Rosà (VI) – È una delle serie più combattute sul fronte delle monoposto, contando quasi una trentina di piloti sulla griglia di partenza che lottano ad armi pari.
Stiamo parlando del Trofeo Predator’s, all’interno della Formula X Italian Series, che durante lo scorso fine settimana ha visto la carovana sostare all’Autodromo Riccardo Paletti.
Per i colori di Rally Team, in quel di Varano de’ Melegari, scendeva in campo il giovane Thomas Pan, sull’esemplare messo a disposizione da Nem Racing, ma i due turni di qualifica del Sabato si rivelavano abbastanza ostici per il pilota di San Giuseppe di Cassola.
L’undicesima piazza sulla griglia di partenza, colta nel secondo turno, era comunque positiva.
“Visto che si prevedeva una gara asciutta abbiamo deciso di saltare la prima qualifica” – racconta Pan – “ed abbiamo così evitato la pioggia battente del turno di apertura. Nel secondo l’asfalto era a tratti asciutto ed in altri bagnato ma non sono riuscito a trovare il giusto feeling con l’auto. Con venti minuti a disposizione e tante bandiere rosse esposte non potevamo fare miracoli. Chiudere undicesimi su ventisei era già un ottimo risultato, viste le premesse.”
Un avvio positivo in gara 1, top ten conquistata poco dopo la partenza, veniva vanificato da un errore nelle fasi finali, durante la presenza della safety car in pista, con una penalità di dieci secondi che retrocedeva la punta della scuderia di Rosà in diciannovesima posizione.

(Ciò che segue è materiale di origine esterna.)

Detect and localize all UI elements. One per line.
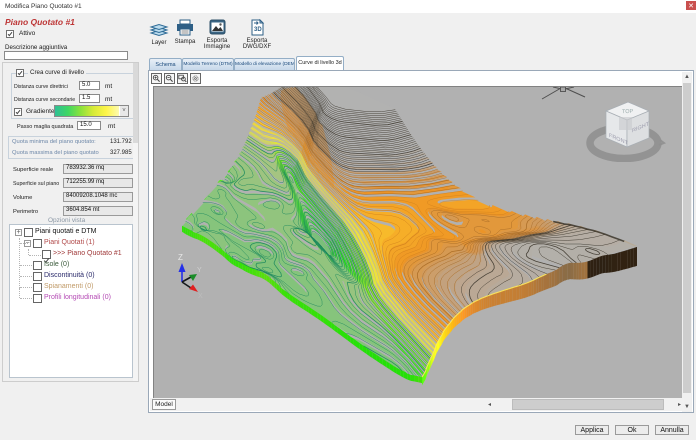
svg-text:X: X — [198, 293, 203, 298]
svg-text:3D: 3D — [254, 27, 262, 33]
svg-text:Z: Z — [178, 253, 183, 262]
svg-text:TOP: TOP — [622, 109, 634, 116]
svg-text:Y: Y — [197, 267, 202, 274]
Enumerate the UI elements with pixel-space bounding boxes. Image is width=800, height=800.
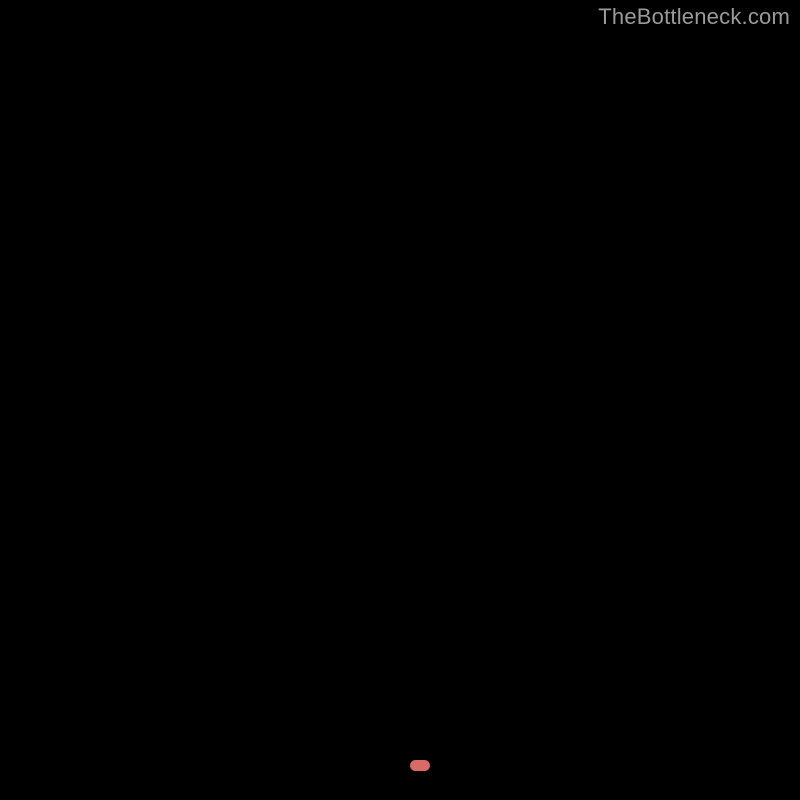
curve-path	[30, 30, 770, 771]
optimal-point-marker	[410, 760, 430, 771]
watermark-text: TheBottleneck.com	[598, 4, 790, 30]
plot-area	[30, 30, 770, 770]
chart-frame: TheBottleneck.com	[0, 0, 800, 800]
bottleneck-curve	[30, 30, 770, 770]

“Siamo partiti con un buon passo gara” – aggiunge Pan – “grazie ad un mezzo con un setup perfetto ed abbiamo mantenuto la top ten fino agli ultimi giri. Un mio errore di valutazione, durante il regime di safety car, ci ha penalizzato con dei secondi da scontare e con la retrocessione in diciannovesima posizione. Davvero un peccato, mi dispiace per il mio errore.”
Peggio andava in gara 2 alla Domenica con un guasto meccanico che mandava in fumo una significativa rimonta, dalla diciannovesima casella fino all’undicesima a pochi minuti dal termine.
“Peccato per gara 2” – conclude Pan – “perché avevo trovato un ritmo ottimale e, giro dopo giro, siamo risaliti fino all’undicesima posizione. A cinque minuti dalla conclusione siamo stati fermati da un guasto tecnico. Torniamo a casa con un po’ di rammarico ma anche con la certezza di poter stare tra i più forti. Devo ancora lavorare tanto ma ho un team che mi mette sempre a mio agio. Grazie a tutti loro, dagli ingegneri ai meccanici che cercano di darmi sempre il massimo. Grazie a tutti i nostri partners ed alla scuderia Rally Team.”